Cette orientation nouvelle prend appui sur de nouvelles préoccupations, de nouveaux périmètres et de nouveaux modes d’actions.

Comme l’écrivent F. Taullele et C. Alvergne, les années quatre-vingt-dix sont celles du renouveau et sont marquées par de nouvelles prises de conscience du territoire. La volonté publique se traduit par la poursuite de nouveaux objectifs, le développement local et durable, la recherche de périmètres d’action plus pertinents, les territoires de projets, et des formes d’action mieux adaptées comme, entre autres, la contractualisation, la construction intercommunale, la participation citoyenne (ALVERGNE TAULLELE 2002).

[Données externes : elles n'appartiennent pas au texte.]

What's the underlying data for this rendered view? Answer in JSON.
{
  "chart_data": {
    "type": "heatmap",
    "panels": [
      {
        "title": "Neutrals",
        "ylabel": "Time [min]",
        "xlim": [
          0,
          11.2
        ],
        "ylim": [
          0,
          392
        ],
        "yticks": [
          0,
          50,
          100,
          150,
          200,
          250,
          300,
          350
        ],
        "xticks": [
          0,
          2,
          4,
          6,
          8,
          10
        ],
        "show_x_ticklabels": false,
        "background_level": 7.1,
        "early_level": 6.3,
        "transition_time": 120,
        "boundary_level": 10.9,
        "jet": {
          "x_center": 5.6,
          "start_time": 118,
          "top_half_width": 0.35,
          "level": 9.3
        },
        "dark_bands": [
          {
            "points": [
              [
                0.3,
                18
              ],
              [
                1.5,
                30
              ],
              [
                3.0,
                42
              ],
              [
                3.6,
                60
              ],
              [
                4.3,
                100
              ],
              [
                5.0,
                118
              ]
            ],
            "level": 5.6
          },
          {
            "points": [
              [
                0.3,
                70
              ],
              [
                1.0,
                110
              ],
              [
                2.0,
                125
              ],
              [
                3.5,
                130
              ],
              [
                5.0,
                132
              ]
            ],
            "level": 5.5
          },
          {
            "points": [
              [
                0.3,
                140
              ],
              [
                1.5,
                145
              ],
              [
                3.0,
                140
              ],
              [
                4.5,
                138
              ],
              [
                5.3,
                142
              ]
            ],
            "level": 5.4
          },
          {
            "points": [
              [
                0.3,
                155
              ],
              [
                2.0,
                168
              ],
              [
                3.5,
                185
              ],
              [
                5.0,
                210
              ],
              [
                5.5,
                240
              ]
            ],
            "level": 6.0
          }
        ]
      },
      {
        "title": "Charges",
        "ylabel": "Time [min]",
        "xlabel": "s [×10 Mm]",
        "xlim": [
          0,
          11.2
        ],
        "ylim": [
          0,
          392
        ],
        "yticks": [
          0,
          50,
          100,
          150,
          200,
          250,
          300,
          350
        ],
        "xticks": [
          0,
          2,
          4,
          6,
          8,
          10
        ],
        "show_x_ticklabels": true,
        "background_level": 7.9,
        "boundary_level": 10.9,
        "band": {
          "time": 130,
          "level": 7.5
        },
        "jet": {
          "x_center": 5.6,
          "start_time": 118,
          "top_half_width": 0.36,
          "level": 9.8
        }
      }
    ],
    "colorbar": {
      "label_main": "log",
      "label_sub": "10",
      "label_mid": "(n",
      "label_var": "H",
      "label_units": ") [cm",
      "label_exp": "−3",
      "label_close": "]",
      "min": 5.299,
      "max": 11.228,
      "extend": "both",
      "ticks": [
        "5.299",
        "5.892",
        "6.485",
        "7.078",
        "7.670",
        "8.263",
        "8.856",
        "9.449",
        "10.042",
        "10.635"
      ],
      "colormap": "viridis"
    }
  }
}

Les questions posées par les politiques publiques de l’aménagement du territoire et de l’environnement s’assemblent aux questions relatives à l’organisation de l’administration territoriale dans cette nouvelle approche spatiale. De ce point de vue, il nous semble approprié de rechercher les façons dont sont envisagées ces remises en questions d’échelles et de moyens d’action, et d’interroger le processus en cours à partir de l’hypothèse selon laquelle ce processus de réajustement conduit à appréhender l’aménagement du territoire comme un aménagement de l’environnement, des systèmes locaux.